As supplemental policies, these plans are written on top of group or individual disability insurance. Make certain that any disability policy purchased is written as an “own occupation” policy, which defines disability as being unable to perform the functions of your specific job – even if you would be capable of working in a different occupation.
Another consideration is whether to pay group premiums on a pre- or post-tax basis. When premiums are paid with pretax dollars, any benefit paid is taxable.
The IRS may still require insureds who switch from pre- to post-tax dollars to pay taxes if they become disabled within three years, albeit on a prorated basis. To avoid the three-year rule, an insured can make an irrevocable election to pay premiums with post-tax dollars.
A corporate practice can create a 162 Bonus Plan to fund group long-term disability premiums post-tax. The bonus is taxable to the physician as income and to the practice as a deductible business expense.
High-income earners are often seen as deep pockets when it comes to personal liability lawsuits. Typical auto and homeowner insurance policies may not offer coverage sufficient to protect the value of your assets.

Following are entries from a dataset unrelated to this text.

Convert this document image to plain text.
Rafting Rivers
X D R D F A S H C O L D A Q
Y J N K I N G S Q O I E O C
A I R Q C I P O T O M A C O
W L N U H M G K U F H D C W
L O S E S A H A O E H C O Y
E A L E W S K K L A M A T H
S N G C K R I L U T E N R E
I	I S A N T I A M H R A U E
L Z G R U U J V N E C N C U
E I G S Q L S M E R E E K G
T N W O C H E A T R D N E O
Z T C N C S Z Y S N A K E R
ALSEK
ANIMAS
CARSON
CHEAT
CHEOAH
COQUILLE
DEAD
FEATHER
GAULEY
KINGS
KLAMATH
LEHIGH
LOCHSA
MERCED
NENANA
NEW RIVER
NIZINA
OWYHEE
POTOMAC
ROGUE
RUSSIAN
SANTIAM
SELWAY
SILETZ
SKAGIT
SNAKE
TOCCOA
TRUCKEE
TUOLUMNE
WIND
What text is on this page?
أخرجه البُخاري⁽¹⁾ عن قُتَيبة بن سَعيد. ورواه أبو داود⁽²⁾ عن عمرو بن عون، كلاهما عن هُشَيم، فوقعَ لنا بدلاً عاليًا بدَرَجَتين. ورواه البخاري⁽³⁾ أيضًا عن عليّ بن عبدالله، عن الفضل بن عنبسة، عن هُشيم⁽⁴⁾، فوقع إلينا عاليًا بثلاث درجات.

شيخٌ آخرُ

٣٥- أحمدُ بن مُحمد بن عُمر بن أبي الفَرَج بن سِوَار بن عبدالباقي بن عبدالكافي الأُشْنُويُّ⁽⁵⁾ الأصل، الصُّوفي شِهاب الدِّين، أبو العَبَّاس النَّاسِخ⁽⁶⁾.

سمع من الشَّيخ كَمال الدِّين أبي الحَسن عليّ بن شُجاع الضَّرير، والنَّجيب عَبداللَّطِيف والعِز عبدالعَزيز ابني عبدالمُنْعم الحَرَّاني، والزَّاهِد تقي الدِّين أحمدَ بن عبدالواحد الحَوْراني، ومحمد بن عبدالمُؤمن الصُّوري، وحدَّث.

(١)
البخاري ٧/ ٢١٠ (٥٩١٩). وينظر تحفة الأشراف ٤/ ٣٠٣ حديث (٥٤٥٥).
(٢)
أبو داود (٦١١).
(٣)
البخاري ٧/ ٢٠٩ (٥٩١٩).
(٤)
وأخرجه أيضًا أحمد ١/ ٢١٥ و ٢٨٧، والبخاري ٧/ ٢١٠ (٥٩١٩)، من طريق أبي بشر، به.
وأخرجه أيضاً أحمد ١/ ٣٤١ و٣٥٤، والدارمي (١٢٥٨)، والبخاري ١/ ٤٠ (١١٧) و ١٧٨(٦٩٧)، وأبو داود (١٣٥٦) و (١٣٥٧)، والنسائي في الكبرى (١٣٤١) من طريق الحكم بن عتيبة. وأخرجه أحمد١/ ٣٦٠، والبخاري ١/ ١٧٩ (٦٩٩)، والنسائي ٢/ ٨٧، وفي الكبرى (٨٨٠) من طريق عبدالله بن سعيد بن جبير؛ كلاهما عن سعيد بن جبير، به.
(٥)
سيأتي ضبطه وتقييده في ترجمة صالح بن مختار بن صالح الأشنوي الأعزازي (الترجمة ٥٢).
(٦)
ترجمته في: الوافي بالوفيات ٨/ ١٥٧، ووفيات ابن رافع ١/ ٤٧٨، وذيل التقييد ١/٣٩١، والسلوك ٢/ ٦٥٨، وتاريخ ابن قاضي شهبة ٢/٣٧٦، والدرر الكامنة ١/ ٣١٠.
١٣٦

A supplemental umbrella liability policy can provide additional protection of your assets as well as future earnings at a relatively low cost. A $1 million policy costs less than $300 annually.
In addition, insurers usually offer a discount if you purchase an umbrella policy along with your auto or homeowner coverage. However, consult with your insurance agent to make sure you have sufficient coverage under other insurance. If not, in some cases, the umbrella policy may not apply.
The Insurance Information Institute recommends reviewing all of your insurance needs annually and contacting your insurance agent or company representative if you have a major life change.